Tata Power Skill Development Institute, the fully owned subsidiary of Tata Power, India’s largest integrated power utility, has announced the successful completion of its first training workshop on "Safety and Grounding/Earthing" and Train-the-Trainer program for select employees of Ethiopian Electric Utility (EEU) from July 9-13 at Addis Ababa, Ethiopia.
The training workshop, which is first among the four to be conducted during the current financial year, is a joint initiative of U.S. Energy Association and the United States Agency for International Development (USAID). The training aims to impart advanced in-depth skills along with a module on Train-the-Trainer to enable the participants to become internal training resources for EEU.
“The safety of workers in the power sector receives the highest priority from us. TPSDI and Tata Power are delighted to share our experience by imparting safety measures essential to running power utilities with our colleagues in EEC. We look forward to the successful completion of three more training programmes planned for rest of this fiscal,” said C N Nagakumar, Chief, Tata Power Skill Development Institute.
TPSDI will also be conducting three more such workshops on "Safety and Isolating Equipment (Circuit Breakers)," "Safety and Transformer Maintenance" and "Safety and Switching" during the current financial year.

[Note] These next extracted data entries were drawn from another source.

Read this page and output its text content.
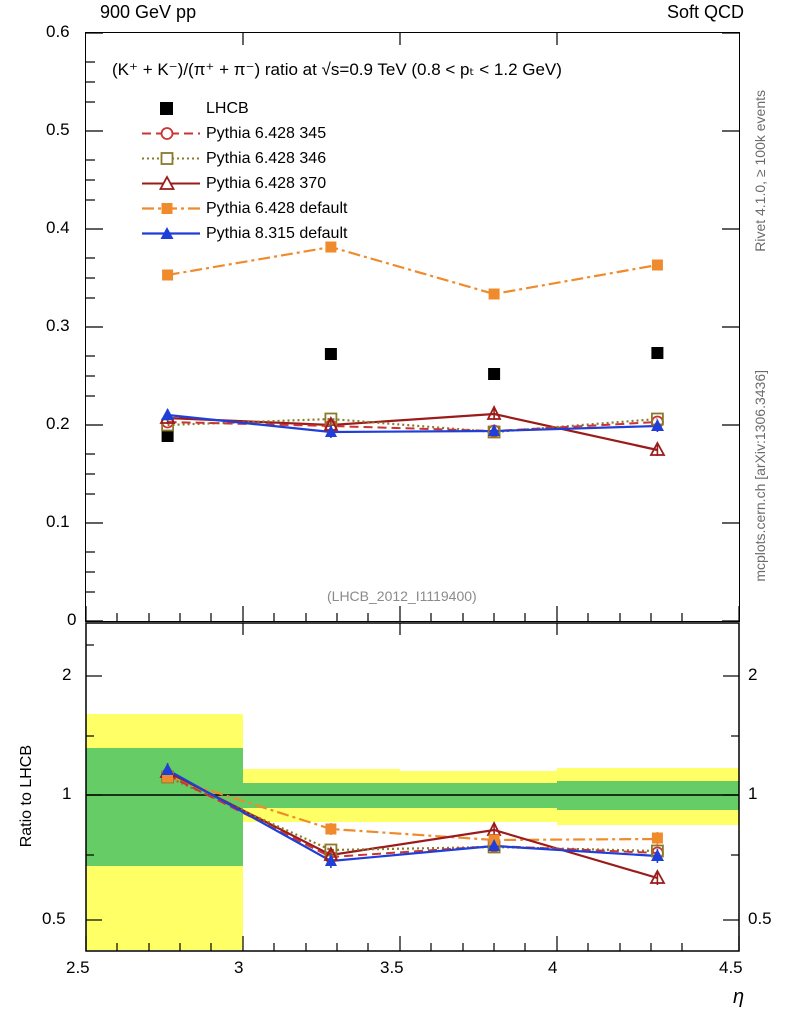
900 GeV pp	Soft QCD
Rivet 4.1.0, ≥ 100k events
mcplots.cern.ch [arXiv:1306.3436]
0.6
0.5
0.4
0.3
0.2
0.1
0
2
1
0.5
2
1
0.5
2.5	3	3.5	4	4.5
η
Ratio to LHCB
(K⁺ + K⁻)/(π⁺ + π⁻) ratio at √s=0.9 TeV (0.8 < pₜ < 1.2 GeV)
(LHCB_2012_I1119400)
LHCB
Pythia 6.428 345
Pythia 6.428 346
Pythia 6.428 370
Pythia 6.428 default
Pythia 8.315 default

In October 2017, TPSDI had successfully trained 48 employees of EEU on "Substation Maintenance," which was well received by its sponsors and the trainees.
TPSDI provides modular training and certification across a wide range of employable skills to address the skill gap challenge faced by the power sector. The institute operates five world class training hubs in India and, since its inception in 2015, has trained over 29,000 people.
TPSDI caters to all types of learners in the power sector – from experienced technocrats to unemployed youth look for employable skills. The Institute also imparts training to students of ITI’s, Polytechnics and Graduate Engineering Colleges to bridge the gap between what the industry demands and what the academia pursues.